‘South Park’ Should Ditch Politics If It Doesn’t Have Anything To Say


It’s hard to talk about South Park without talking about politics.

Hell, it’s hard to talk about anything — TV, movies, the weather — without, to take a page out of Broad City’s book, the [BLEEP] word coming up. It’s a conversation worth having (and reading and tweeting and emailing about), obviously, but it grows wearisome. It’s human nature to get exhausted when you’re focused on one thing for too long, and it’s difficult not to be exhausted by the world right now. Distractions are healthy, so it’s no wonder that my favorite part of last night’s South Park premiere was the “big hairy balls.”

Season 21 (!) of Comedy Central’s longest-running show kicked off with “White People Renovating Houses.” The episode was split between Randy and Sharon Marsh finding jobs for pissed-off rednecks, including one whose home they renovate with tasteful Confederate flag decorations, and Cartman and other South Park Elementary students making an Amazon Alexa say things like “smelly tampon boogers” and “I’ve got vagina crabs in my butthole.”

The episode also brought back one of the show’s most popular catchphrases: “They took our jobs!” The redneck rallying cry was first heard in season eight; now, 13 years later, it’s being used in literal rallies by tiki torch-carrying white nationalists. In typical South Park fashion, Trey Parker (who wrote the episode, and every episode) doesn’t come down on the supremacists. He’s more interested in making a point about guys like Darryl Weathers not being able to change with the times, both technologically and culturally speaking, and the lengths (white) people will go to accommodate that stubbornness. The South Park mantra that everyone and everything is stupid is in full effect. That apathetic mockery may have worked back then, in the “Goobacks” days, but it’s harder to stomach now, when there are actual Nazis marching in the streets.

“White People Renovating Houses” was far more successful (and funny) with Cartman’s messing-with-personal assistants plot, which was a return to the “bread and butter of South Park” that Parker promised between seasons. “This season I want to get back to Cartman dressing up like a robot and [screwing] with Butters,” he said, “kids being kids and being ridiculous and outrageous.”

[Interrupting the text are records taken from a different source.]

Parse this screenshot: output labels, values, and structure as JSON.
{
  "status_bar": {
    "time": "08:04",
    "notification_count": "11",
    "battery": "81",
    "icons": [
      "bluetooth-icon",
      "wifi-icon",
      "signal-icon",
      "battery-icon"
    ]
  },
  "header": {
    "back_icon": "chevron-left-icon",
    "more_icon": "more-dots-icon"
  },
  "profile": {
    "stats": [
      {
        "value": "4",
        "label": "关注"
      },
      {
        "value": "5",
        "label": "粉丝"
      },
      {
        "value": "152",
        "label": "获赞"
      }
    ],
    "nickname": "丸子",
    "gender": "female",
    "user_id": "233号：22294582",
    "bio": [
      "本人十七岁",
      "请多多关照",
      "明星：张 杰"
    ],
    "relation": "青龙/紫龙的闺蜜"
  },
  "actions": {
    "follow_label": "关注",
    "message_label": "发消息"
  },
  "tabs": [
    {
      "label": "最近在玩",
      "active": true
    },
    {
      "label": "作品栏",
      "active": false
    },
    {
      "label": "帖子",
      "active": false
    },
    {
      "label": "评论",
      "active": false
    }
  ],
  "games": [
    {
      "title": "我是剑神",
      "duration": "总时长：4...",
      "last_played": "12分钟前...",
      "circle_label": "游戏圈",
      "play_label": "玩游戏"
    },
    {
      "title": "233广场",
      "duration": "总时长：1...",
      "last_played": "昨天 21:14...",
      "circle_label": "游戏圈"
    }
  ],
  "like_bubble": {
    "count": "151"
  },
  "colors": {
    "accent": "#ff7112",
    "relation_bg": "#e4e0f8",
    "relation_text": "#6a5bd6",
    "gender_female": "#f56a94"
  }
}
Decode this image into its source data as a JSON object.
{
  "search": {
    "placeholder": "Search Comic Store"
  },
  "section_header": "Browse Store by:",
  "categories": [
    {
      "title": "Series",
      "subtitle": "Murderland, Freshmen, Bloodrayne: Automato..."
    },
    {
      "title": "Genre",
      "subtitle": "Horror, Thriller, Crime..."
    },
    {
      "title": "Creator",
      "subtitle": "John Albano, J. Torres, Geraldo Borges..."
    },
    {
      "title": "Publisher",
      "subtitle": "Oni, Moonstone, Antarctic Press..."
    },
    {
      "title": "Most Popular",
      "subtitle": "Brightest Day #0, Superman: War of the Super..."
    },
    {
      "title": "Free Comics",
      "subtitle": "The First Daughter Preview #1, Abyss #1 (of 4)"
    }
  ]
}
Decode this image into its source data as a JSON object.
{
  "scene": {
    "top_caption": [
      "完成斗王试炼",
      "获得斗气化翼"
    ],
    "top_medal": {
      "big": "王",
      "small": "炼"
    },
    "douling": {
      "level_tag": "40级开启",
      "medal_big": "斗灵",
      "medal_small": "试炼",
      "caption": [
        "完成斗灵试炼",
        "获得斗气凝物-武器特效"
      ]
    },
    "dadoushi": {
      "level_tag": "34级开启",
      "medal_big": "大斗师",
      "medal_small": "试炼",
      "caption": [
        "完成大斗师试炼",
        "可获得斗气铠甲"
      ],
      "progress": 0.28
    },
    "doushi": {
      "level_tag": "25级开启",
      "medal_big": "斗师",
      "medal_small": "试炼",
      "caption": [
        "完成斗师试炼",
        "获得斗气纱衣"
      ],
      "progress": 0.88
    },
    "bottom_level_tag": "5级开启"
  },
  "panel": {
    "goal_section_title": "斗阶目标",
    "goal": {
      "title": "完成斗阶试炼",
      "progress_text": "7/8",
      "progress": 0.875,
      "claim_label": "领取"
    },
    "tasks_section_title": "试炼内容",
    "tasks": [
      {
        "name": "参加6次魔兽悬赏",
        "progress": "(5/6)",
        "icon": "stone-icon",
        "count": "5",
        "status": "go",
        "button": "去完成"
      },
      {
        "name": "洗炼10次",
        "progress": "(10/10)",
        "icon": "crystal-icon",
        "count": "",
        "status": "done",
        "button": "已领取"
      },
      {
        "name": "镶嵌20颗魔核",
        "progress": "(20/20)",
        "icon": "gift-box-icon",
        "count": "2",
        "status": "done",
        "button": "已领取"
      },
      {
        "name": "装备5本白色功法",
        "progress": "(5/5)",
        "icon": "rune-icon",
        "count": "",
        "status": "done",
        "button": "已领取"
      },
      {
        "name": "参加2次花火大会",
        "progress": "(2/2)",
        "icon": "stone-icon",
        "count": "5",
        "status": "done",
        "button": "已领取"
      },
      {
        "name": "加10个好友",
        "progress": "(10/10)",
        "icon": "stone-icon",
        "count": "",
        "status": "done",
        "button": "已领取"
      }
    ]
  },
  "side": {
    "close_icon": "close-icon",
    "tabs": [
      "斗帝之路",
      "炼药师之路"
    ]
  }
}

There’s a lot of comedy to be mined from Cartman making Alexa talk to Google Home and HomePod about “[sucking] my big balls in your hairy butthole,” and this episode found it. Unlike the white nationalists pseudo-parody, Cartman’s plot wasn’t crushed under the weight of wanting it both ways, of caring about something but not carrying enough to stand for it.

“No matter how bad the country gets,” Randy Marsh says in the closing seconds of the episode, “you can always count on white people renovating houses.” Independent of the rest of the episode, that’s a funny line, but as far as satire goes, it’s tame. If South Park really wants to be subversive again, something it’s struggled to do after raising a generation of trolls, it should remove itself from the political conversation. That’s the unexpected move: to lean away when everything else, from Unbreakable Kimmy Schmidt to Roseanne, is leaning in. The Douche and the Turd ethos must go (Member Berries can stay!), because as Laura Bradley at Vanity Fair pointed out, “If the show is going to bother being topical… it had better come prepared to actually engage with the thing it’s riffing on.” That’s not always the South Park way.

Thankfully, South Park doesn’t need to be topical to be funny. Think back to “Scott Tenorman Must Die,” “Awesom-O,” “Butters’ Very Own Episode,” even season 19’s “Tweek x Craig” — these episodes are hilarious and independent of then-current events, so they hold up remarkably well now. I’m not sure we’ll be able to say the same about Mr. Garrison-as-Donald Trump in 10 years, when Cartman is still, hopefully, giggling at “stinky poop.” I know I will be.

What I’m saying is, bring back the poop that took a pee.